Expérience client : le retail domine encore, mais la bataille de la valeur s’intensifie
Derrière la bonne tenue du retail dans le classement 2026, les lignes bougent. Entre pression sur les prix, montée des attentes et transformation des parcours, les enseignes doivent désormais arbitrer autrement. L’enjeu n’est plus seulement d’optimiser l’expérience, mais d’en démontrer l’utilité réelle.
Un an après un classement marqué par la montée en puissance de l’empathie, l’édition 2026 franchit un cap : les enseignes sont désormais jugées sur la valeur concrète qu’elles apportent. Le classement de l’expérience client, issu de l’étude Customer Experience Excellence de KPMG, confirme une tendance désormais bien installée : les univers du retail et de l’expérience dominent largement.

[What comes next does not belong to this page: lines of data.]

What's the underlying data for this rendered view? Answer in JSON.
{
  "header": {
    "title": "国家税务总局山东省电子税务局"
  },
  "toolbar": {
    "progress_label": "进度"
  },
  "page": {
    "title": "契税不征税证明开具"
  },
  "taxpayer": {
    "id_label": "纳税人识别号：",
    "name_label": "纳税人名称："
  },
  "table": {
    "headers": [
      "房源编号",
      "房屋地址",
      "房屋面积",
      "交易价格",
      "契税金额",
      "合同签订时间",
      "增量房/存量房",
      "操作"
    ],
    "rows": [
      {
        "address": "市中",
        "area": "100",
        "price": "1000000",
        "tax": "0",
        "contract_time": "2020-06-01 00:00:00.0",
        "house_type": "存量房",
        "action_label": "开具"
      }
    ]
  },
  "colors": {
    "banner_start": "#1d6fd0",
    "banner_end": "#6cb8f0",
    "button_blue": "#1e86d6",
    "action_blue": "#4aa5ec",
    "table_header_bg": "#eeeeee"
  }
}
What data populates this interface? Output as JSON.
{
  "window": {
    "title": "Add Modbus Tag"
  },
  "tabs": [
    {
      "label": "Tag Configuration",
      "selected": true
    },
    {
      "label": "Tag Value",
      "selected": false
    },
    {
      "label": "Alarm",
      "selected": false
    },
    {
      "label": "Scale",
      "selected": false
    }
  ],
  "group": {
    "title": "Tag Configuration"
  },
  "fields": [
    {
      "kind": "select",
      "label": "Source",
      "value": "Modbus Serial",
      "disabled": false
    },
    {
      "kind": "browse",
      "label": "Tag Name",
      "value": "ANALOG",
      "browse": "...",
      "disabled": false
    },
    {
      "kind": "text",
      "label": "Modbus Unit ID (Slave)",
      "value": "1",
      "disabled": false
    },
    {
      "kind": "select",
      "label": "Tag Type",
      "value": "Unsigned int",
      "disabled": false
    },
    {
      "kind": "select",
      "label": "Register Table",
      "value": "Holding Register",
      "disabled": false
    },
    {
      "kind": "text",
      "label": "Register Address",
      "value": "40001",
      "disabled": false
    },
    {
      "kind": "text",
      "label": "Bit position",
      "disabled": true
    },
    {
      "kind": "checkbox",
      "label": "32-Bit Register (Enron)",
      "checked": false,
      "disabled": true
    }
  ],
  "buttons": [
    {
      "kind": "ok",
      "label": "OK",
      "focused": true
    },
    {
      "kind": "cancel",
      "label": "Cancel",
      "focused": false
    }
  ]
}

Mode & beauté conserve la première place, la distribution spécialisée s’impose en deuxième position et le divertissement complète le podium. Mais au-delà de cette hiérarchie, un autre enseignement s’impose : la compétition ne se joue plus uniquement sur l’expérience, mais sur la capacité des marques à démontrer ce qu’elles apportent réellement. La présence de la distribution spécialisée à la deuxième place n’a rien d’anodin. Elle confirme la capacité des enseignes retail à répondre à des attentes clients devenues particulièrement exigeantes, en combinant efficacité opérationnelle, fluidité des parcours et cohérence omnicanale. Dans un contexte où les consommateurs comparent désormais leurs expériences d’un secteur à l’autre, les enseignes capables d’orchestrer magasin, e-commerce et service client conservent une longueur d’avance. Cette domination est renforcée par le profil des marques présentes dans le Top 10.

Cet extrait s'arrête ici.